Background/Aims Recent reports demonstrated that osteoblast-like cells can also exert activities directly associated with the immune system (cytokine synthesis, antigen presentation, phagocytosis and stimulation of T lymphocytes). The present study aimed to analyze the effect of Transforming growth factor beta 1 (TGF beta 1), Fibroblast growth factor basic (FGFb), Platelet-derived growth factor-BB (PDGF-BB), Interleukin-1 beta (IL-1 beta) Interleukin-2 (IL-2), Lipopolysaccharide (LPS) and Interferon-gamma (IFN gamma) on the expression on osteoblast-like cells of antigens involved in antigen presentation. Methods Flow cytometry was used to investigate whether the growth factors FGFb, TGF beta 1, PDGF-BB, IL-2, IL-1 beta, LPS and IFN gamma modulate the expression on cultured human osteoblast-like cells of different antigens involved in antigen-presentation and T cell activation.
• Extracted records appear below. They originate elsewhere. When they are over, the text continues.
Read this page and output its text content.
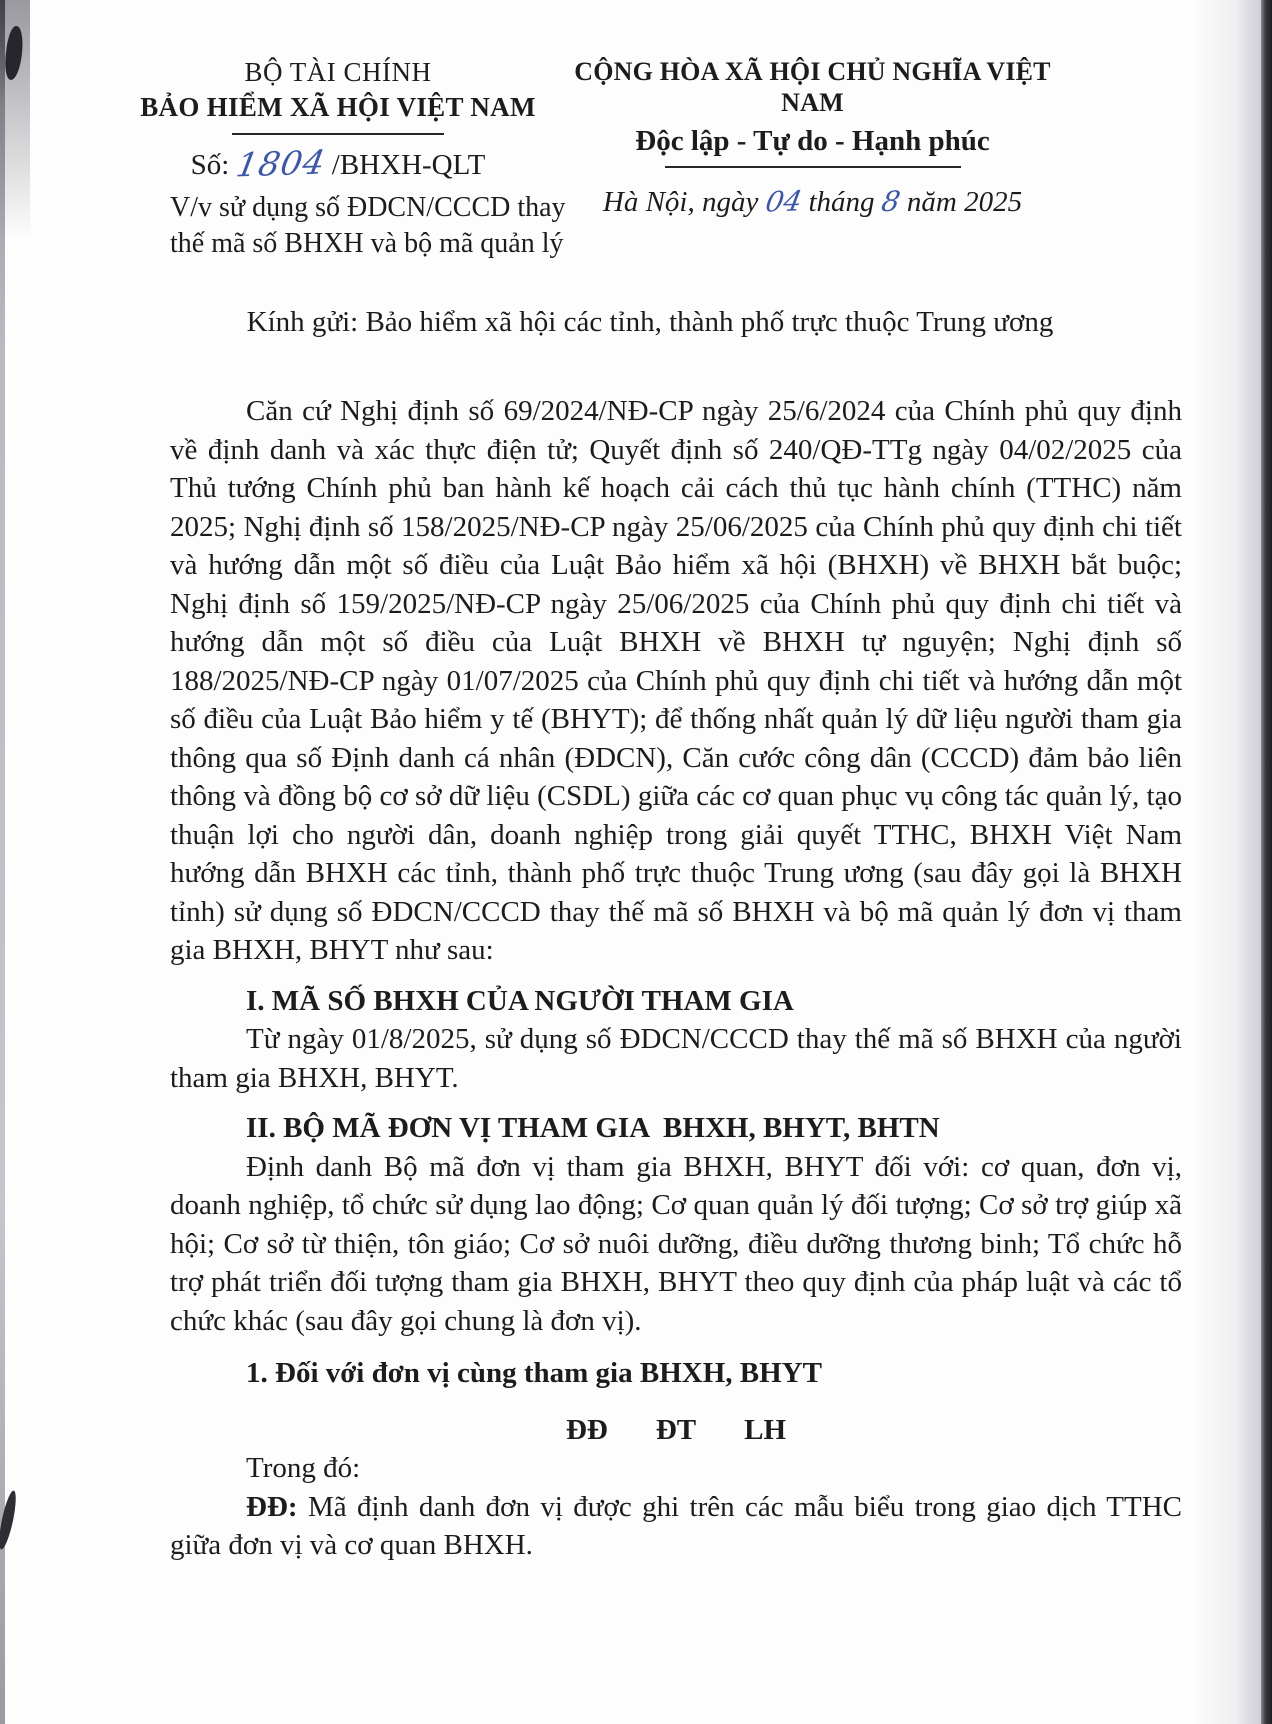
BỘ TÀI CHÍNH
BẢO HIỂM XÃ HỘI VIỆT NAM
Số: 1804 /BHXH-QLT
V/v sử dụng số ĐDCN/CCCD thay
thế mã số BHXH và bộ mã quản lý
CỘNG HÒA XÃ HỘI CHỦ NGHĨA VIỆT NAM
Độc lập - Tự do - Hạnh phúc
Hà Nội, ngày 04 tháng 8 năm 2025
Kính gửi: Bảo hiểm xã hội các tỉnh, thành phố trực thuộc Trung ương

Căn cứ Nghị định số 69/2024/NĐ-CP ngày 25/6/2024 của Chính phủ quy định về định danh và xác thực điện tử; Quyết định số 240/QĐ-TTg ngày 04/02/2025 của Thủ tướng Chính phủ ban hành kế hoạch cải cách thủ tục hành chính (TTHC) năm 2025; Nghị định số 158/2025/NĐ-CP ngày 25/06/2025 của Chính phủ quy định chi tiết và hướng dẫn một số điều của Luật Bảo hiểm xã hội (BHXH) về BHXH bắt buộc; Nghị định số 159/2025/NĐ-CP ngày 25/06/2025 của Chính phủ quy định chi tiết và hướng dẫn một số điều của Luật BHXH về BHXH tự nguyện; Nghị định số 188/2025/NĐ-CP ngày 01/07/2025 của Chính phủ quy định chi tiết và hướng dẫn một số điều của Luật Bảo hiểm y tế (BHYT); để thống nhất quản lý dữ liệu người tham gia thông qua số Định danh cá nhân (ĐDCN), Căn cước công dân (CCCD) đảm bảo liên thông và đồng bộ cơ sở dữ liệu (CSDL) giữa các cơ quan phục vụ công tác quản lý, tạo thuận lợi cho người dân, doanh nghiệp trong giải quyết TTHC, BHXH Việt Nam hướng dẫn BHXH các tỉnh, thành phố trực thuộc Trung ương (sau đây gọi là BHXH tỉnh) sử dụng số ĐDCN/CCCD thay thế mã số BHXH và bộ mã quản lý đơn vị tham gia BHXH, BHYT như sau:

I. MÃ SỐ BHXH CỦA NGƯỜI THAM GIA

Từ ngày 01/8/2025, sử dụng số ĐDCN/CCCD thay thế mã số BHXH của người tham gia BHXH, BHYT.

II. BỘ MÃ ĐƠN VỊ THAM GIA  BHXH, BHYT, BHTN

Định danh Bộ mã đơn vị tham gia BHXH, BHYT đối với: cơ quan, đơn vị, doanh nghiệp, tổ chức sử dụng lao động; Cơ quan quản lý đối tượng; Cơ sở trợ giúp xã hội; Cơ sở từ thiện, tôn giáo; Cơ sở nuôi dưỡng, điều dưỡng thương binh; Tổ chức hỗ trợ phát triển đối tượng tham gia BHXH, BHYT theo quy định của pháp luật và các tổ chức khác (sau đây gọi chung là đơn vị).

1. Đối với đơn vị cùng tham gia BHXH, BHYT
ĐĐ ĐT LH

Trong đó:

ĐĐ: Mã định danh đơn vị được ghi trên các mẫu biểu trong giao dịch TTHC giữa đơn vị và cơ quan BHXH.
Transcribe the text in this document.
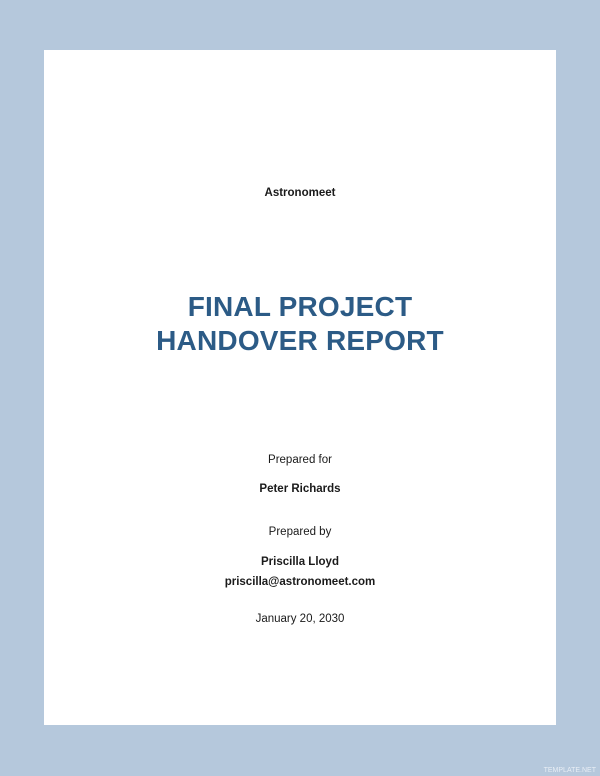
Astronomeet
FINAL PROJECT
HANDOVER REPORT
Prepared for
Peter Richards
Prepared by
Priscilla Lloyd
priscilla@astronomeet.com
January 20, 2030
TEMPLATE.NET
Results TGF beta 1 treatment significantly reduced the expression of CD54 and CD86. IL1 beta treatment significantly enhanced the expression of CD54, CD86 and HLA-DR. LPS and IFN gamma treatments produced a major increase in CD54, CD80, CD86 and HLA-DR expression. Expression of these antigen-presenting molecules was not significantly modified by FGFb, PDGF-BB or IL-2 treatment.